Editorial complaints management
Audience and Consumer Affairs
Written complaints that are potentially editorial – about issues such as factual inaccuracy, bias or inappropriate content – are referred to Audience and Consumer Affairs, a unit independent of ABC program areas.
Where a written complaint suggests that the ABC may have breached its Editorial Policies or Code of Practice, Audience and Consumer Affairs further assesses the complaint to determine appropriate handling in accordance with the ABC Complaint Handling Procedures. Audience and Consumer Affairs may investigate the complaint and determine whether ABC editorial standards have been met.
Where the matters raised are less serious, Audience and Consumer Affairs may refer the complaint for direct handling to the content area responsible. In cases where a complaint is investigated and the ABC’s editorial standards have not been met, the complaint will be upheld (either fully or in part). Complaints can also be resolved where prompt action is taken to remedy a matter.

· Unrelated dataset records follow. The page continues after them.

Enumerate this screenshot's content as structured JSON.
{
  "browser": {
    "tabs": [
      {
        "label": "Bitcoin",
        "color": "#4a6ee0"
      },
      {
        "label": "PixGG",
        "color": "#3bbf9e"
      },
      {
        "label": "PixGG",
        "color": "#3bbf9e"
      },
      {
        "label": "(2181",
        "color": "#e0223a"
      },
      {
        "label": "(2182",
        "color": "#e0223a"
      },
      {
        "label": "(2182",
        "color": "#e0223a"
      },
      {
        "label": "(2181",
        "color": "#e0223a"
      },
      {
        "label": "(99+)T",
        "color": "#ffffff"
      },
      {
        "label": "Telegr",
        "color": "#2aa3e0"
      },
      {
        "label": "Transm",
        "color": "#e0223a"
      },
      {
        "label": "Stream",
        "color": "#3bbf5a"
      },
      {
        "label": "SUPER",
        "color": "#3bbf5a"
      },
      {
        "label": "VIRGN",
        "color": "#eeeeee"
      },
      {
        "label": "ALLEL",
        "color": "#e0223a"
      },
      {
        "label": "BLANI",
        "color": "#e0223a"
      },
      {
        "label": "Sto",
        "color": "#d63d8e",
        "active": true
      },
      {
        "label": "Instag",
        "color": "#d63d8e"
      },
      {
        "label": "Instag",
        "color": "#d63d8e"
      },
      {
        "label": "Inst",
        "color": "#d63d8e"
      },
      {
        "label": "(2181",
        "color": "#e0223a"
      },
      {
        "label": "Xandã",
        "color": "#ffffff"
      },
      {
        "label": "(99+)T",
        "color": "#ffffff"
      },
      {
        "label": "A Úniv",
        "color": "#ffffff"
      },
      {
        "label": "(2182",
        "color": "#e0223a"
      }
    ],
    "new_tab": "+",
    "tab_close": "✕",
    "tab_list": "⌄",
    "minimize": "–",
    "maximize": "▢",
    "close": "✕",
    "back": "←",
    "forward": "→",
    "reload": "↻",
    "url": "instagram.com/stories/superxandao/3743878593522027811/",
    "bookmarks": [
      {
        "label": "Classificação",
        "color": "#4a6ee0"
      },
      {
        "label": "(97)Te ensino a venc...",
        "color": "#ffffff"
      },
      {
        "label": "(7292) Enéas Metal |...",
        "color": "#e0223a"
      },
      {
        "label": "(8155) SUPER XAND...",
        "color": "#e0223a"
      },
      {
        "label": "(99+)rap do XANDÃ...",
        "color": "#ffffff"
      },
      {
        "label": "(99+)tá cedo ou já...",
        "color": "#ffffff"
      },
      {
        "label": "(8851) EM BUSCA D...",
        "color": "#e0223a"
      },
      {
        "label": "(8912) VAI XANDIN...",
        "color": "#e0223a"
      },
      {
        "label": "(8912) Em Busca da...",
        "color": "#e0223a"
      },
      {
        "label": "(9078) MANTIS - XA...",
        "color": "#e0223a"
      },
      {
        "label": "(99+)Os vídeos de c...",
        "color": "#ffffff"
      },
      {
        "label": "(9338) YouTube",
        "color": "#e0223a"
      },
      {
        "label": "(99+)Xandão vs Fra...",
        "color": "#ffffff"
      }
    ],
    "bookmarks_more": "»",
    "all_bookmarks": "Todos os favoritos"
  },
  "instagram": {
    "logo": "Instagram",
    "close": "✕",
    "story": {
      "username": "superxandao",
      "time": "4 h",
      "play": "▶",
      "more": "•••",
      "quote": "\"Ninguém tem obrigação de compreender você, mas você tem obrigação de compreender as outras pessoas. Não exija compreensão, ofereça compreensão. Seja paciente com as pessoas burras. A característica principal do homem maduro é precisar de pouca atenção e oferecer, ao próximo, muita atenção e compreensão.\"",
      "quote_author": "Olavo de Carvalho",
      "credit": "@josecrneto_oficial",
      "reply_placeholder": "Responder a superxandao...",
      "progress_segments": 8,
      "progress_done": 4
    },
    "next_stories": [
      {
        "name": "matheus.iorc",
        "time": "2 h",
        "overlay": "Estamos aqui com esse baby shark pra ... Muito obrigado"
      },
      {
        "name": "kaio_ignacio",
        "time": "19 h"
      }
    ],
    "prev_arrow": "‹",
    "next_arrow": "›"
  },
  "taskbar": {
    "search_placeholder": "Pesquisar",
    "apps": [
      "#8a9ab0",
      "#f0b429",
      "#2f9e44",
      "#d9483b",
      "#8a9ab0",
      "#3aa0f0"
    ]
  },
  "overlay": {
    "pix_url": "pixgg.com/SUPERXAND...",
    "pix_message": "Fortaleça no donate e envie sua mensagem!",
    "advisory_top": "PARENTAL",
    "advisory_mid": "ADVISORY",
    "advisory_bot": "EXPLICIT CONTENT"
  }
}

Overall complaint handling
During 2019-20, Audience and Consumer Affairs assessed and finalised 6,057 written complaints. The unit provided a personal response to 2,422 of these complaints while 2,137 complaints were referred to other areas of the Corporation for direct response. No substantive response was required for 1,498 complaints.
Editorial complaint handling
Of the 6,057 complaints assessed by Audience and Consumer Affairs, 3,252 were determined to be editorial (raising 3,461 issues). The unit investigated 1,538 editorial complaints (raising 1,743 issues), provided responses to 32 editorial complaints that did not require investigation, referred 1,679 editorial complaints to content areas for direct response, and closed 3 editorial complaints without response.
Nature of editorial complaint issues 2019–20
Bias (other than party political)*
Party political bias
Lack of balance
*Includes claims of bias in relation to issues such as international coverage, sport and religion.
Outcome of investigated complaints
During 2019-20, 104 editorial complaint issues were upheld (6% of all investigated issues) in cases where Audience and Consumer Affairs determined that ABC editorial standards had not been met.
A further 424 issues were resolved (24.3% of all investigated issues) after the relevant content area took prompt and appropriate action to remedy the cause of the complaint. 239 of these resolved complaints were in relation to one episode of Q&A: https://about.abc.net.au/complaints/qa-13/
All findings in relation to upheld and resolved complaints are brought to the attention of the senior editorial staff responsible. In 2019-20, actions taken in response to upheld and resolved complaints included written apologies to complainants; on-air corrections; counselling or other action with staff; removal of inappropriate content or correction of material on ABC Online; and reviews of and improvements to procedures.
Summaries of upheld and resolved complaints are published on abc.net.au as individual complaints are finalised, providing timely access to complaint decisions. The ABC also publishes a quarterly statistical overview of audience contacts on its website.
Audience and Consumer Affairs seeks to respond to all complaints as quickly as possible, and aims to respond within 30 days of receipt, in accordance with the timeliness standard for complaint handling that is specified in the ABC’s Complaint Handling Procedures.
Of the 2,422 complaints that Audience and Consumer Affairs responded to directly between 1 July 2019 and 30 June 2020, 2,081 (85.9%) received responses within 30 days.
Australian Communications and Media Authority (ACMA)
Members of the public who complain to the ABC about matters covered by the ABC Code of Practice and who are dissatisfied with the ABC’s response, or who do not receive a response to their complaint within 60 days, may seek review from the Australian Communications and Media Authority (ACMA).
During 2019-20, the ACMA advised the ABC that it had finalised investigations into 2 such matters (compared to 7 in 2018-19). The ACMA found that an episode of Compass breached standards 6.1 (privacy) and 7.5 (avoid causing undue distress) of the ABC Code of Practice. The ACMA was satisfied with the remedial action taken by the ABC to address the breach.
During 2019-20, the ACMA also finalised an own-motion investigation into whether Australian television broadcasters breached content rules in covering the March 2019 Christchurch terrorist attack. The investigation report made no criticism of the ABC and it was clear that, by comparison with some other broadcasters, the approach taken by the ABC was careful and consistently appropriate. The ACMA made no breach findings in relation to any broadcaster.
The Ombudsman’s office did not notify the ABC of any investigations into the ABC’s handling of complaints that it commenced or finalised during the 2019-20 reporting period.